Here is what happened. During the latter part of the 2011 season, I was dealing with a nagging injury and I turned to products for a short period of time that I shouldn't have used. The products were a cream and a lozenge which I was told could help expedite my rehabilitation. It was a huge mistake for which I am deeply ashamed and I compounded the situation by not admitting my mistakes immediately.
I deeply regret many of the things I said at the press conference after the arbitrator's decision in February 2012. At that time, I still didn't want to believe that I had used a banned substance. I think a combination of feeling self-righteous and having a lot of unjustified anger led me to react the way I did. I felt wronged and attacked, but looking back now, I was the one who was wrong. I am beyond embarrassed that I said what I thought I needed to say to defend my clouded vision of reality. I am just starting the process of trying to understand why I responded the way I did, which I continue to regret. There is no excuse for any of this.
For too long during this process, I convinced myself that I had not done anything wrong.
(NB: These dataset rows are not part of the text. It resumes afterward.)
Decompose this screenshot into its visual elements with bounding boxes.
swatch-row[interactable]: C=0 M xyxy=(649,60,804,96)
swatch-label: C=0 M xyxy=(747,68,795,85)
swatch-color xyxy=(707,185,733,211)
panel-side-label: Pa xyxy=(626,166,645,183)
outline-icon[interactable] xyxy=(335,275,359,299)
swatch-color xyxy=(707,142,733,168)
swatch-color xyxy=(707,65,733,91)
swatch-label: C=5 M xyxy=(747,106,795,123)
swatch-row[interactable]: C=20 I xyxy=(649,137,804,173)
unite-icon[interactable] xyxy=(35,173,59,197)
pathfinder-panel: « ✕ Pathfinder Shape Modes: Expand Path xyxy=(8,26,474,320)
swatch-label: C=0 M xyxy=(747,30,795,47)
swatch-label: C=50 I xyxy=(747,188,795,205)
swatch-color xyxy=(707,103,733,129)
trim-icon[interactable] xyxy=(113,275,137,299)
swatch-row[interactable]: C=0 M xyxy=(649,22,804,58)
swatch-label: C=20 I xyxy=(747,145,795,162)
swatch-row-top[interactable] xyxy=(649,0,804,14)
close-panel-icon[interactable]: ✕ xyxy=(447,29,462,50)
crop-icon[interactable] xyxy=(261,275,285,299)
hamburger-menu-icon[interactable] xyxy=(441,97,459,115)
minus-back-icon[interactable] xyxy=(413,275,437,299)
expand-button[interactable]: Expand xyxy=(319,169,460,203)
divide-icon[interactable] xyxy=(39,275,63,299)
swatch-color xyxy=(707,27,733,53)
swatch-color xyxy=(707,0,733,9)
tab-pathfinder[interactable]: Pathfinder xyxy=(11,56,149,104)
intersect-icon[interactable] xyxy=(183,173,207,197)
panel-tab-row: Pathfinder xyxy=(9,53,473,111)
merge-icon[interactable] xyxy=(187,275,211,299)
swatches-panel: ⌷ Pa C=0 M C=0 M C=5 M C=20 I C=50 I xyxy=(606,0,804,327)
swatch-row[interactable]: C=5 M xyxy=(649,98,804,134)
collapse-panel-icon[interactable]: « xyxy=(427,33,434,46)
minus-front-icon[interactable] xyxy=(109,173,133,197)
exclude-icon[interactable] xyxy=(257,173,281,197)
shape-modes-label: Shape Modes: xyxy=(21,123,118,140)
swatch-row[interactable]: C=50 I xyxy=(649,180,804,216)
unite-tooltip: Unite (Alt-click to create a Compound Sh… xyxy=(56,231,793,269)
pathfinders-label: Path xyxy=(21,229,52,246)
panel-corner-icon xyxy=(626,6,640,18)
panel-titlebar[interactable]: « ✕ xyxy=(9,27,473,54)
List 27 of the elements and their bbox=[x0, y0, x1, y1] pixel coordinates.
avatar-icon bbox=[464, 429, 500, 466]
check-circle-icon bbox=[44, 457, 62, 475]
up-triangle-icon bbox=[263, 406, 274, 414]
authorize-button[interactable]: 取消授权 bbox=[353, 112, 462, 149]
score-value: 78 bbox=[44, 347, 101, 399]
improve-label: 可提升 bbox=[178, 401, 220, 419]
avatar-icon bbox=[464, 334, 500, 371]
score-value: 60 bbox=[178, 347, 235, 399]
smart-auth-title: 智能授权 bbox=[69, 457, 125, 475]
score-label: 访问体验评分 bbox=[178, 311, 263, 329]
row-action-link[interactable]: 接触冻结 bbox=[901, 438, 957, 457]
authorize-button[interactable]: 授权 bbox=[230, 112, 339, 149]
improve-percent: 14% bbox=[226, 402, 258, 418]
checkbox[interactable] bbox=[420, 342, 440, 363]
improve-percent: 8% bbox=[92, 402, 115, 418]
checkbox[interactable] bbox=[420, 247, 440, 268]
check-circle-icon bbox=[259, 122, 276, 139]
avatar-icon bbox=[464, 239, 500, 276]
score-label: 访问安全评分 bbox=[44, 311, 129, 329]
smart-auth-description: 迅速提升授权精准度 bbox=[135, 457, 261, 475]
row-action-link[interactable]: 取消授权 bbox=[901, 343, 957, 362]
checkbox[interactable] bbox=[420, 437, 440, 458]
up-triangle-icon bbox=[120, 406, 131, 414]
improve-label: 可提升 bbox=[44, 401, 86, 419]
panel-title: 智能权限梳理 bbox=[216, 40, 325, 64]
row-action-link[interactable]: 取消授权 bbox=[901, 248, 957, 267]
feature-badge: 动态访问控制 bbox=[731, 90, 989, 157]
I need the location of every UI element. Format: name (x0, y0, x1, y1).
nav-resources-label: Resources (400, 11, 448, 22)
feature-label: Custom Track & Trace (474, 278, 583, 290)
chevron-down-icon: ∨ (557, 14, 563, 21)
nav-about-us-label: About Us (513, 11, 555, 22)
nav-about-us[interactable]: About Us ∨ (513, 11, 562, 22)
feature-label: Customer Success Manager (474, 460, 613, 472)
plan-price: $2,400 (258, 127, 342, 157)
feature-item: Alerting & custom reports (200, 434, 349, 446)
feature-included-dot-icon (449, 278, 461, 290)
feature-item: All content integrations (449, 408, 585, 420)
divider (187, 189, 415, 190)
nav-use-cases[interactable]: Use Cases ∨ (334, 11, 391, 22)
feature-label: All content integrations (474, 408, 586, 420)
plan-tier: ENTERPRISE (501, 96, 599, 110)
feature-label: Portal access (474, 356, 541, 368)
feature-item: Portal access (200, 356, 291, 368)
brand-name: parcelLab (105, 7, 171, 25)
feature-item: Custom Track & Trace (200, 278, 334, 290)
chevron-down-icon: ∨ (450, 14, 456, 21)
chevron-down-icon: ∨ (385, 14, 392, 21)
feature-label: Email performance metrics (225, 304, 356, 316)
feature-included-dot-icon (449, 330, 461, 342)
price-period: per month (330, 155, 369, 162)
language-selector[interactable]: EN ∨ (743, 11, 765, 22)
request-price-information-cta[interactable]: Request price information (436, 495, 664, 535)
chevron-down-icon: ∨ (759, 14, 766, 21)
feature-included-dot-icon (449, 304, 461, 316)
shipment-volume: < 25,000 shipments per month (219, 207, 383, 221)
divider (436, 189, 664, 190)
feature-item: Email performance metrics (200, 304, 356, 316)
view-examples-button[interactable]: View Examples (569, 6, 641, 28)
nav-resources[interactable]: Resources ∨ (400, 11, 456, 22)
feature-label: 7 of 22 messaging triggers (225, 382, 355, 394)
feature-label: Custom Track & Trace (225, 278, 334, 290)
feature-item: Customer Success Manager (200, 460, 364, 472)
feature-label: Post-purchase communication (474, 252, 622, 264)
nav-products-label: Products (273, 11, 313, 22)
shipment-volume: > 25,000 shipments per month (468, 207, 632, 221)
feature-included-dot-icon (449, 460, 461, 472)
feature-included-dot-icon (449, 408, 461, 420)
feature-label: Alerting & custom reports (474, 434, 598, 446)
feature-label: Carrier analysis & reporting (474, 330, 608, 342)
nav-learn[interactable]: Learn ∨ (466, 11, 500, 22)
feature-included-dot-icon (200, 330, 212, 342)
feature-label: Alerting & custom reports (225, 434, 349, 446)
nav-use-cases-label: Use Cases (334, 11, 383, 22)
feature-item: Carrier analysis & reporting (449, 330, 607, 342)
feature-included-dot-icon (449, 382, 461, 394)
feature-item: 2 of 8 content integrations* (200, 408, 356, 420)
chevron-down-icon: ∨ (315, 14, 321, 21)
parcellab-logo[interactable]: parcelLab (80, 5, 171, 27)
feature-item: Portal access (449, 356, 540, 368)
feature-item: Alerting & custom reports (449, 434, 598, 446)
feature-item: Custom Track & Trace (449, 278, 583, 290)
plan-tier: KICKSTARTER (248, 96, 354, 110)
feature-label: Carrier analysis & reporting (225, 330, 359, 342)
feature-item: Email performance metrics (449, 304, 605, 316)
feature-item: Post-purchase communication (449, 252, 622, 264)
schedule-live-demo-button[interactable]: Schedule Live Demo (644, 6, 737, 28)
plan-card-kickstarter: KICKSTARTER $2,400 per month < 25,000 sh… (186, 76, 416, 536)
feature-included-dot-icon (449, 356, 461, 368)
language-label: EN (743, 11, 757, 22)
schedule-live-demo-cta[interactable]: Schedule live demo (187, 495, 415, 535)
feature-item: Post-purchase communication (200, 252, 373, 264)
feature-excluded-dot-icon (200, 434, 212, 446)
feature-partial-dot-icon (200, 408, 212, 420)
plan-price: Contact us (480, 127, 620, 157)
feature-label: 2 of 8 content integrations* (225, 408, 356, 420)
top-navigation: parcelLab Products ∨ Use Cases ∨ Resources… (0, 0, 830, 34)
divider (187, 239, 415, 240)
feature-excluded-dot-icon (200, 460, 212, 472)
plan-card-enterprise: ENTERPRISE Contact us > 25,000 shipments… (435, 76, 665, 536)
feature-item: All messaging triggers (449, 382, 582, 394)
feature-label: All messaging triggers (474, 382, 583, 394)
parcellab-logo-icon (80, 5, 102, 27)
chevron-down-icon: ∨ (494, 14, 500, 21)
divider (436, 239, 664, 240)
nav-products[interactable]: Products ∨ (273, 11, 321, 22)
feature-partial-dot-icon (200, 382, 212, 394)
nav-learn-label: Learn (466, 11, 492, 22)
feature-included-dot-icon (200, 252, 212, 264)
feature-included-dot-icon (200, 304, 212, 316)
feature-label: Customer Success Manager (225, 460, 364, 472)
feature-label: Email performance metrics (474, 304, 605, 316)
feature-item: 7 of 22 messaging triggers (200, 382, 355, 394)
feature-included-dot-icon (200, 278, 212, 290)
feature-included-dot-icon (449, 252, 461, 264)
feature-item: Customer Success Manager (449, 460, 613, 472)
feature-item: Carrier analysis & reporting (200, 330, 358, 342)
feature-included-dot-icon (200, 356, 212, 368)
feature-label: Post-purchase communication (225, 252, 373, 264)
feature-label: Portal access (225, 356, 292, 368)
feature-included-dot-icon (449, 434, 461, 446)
After my interview with MLB in late June of this year, I came to the realization that it was time to come to grips with the truth. I was never presented with baseball's evidence against me, but I didn't need to be, because I knew what I had done. I realized the magnitude of my poor decisions and finally focused on dealing with the realities of - and the punishment for - my actions.
I requested a second meeting with Baseball to acknowledge my violation of the drug policy and to engage in discussions about appropriate punishment for my actions. By coming forward when I did and waiving my right to appeal any sanctions that were going to be imposed, I knew I was making the correct decision and taking the first step in the right direction. It was important to me to begin my suspension immediately to minimize the burden on everyone I had so negatively affected - my teammates, the entire Brewers organization, the fans and all of MLB. There has been plenty of rumor and speculation about my situation, and I am aware that my admission may result in additional attacks and accusations from others.
I love the great game of baseball and I am very sorry for any damage done to the game. I have privately expressed my apologies to Commissioner Selig and Rob Manfred of MLB and to Michael Weiner and his staff at the Players' Association. I'm very grateful for the support I've received from them. I sincerely apologize to everybody involved in the arbitration process, including the collector, Dino Laurenzi Jr. I feel terrible that I put my teammates in a position where they were asked some very difficult and uncomfortable questions. One of my primary goals is to make amends with them.
I understand it's a blessing and a tremendous honor to play this game at the Major League level. I also understand the intensity of the disappointment from teammates, fans, and other players. When it comes to both my actions and my words, I made some very serious mistakes and I can only ask for the forgiveness of everyone I let down. I will never make the same errors again and I intend to share the lessons I learned with others so they don't repeat my mistakes. Moving forward, I want to be part of the solution and no longer part of the problem.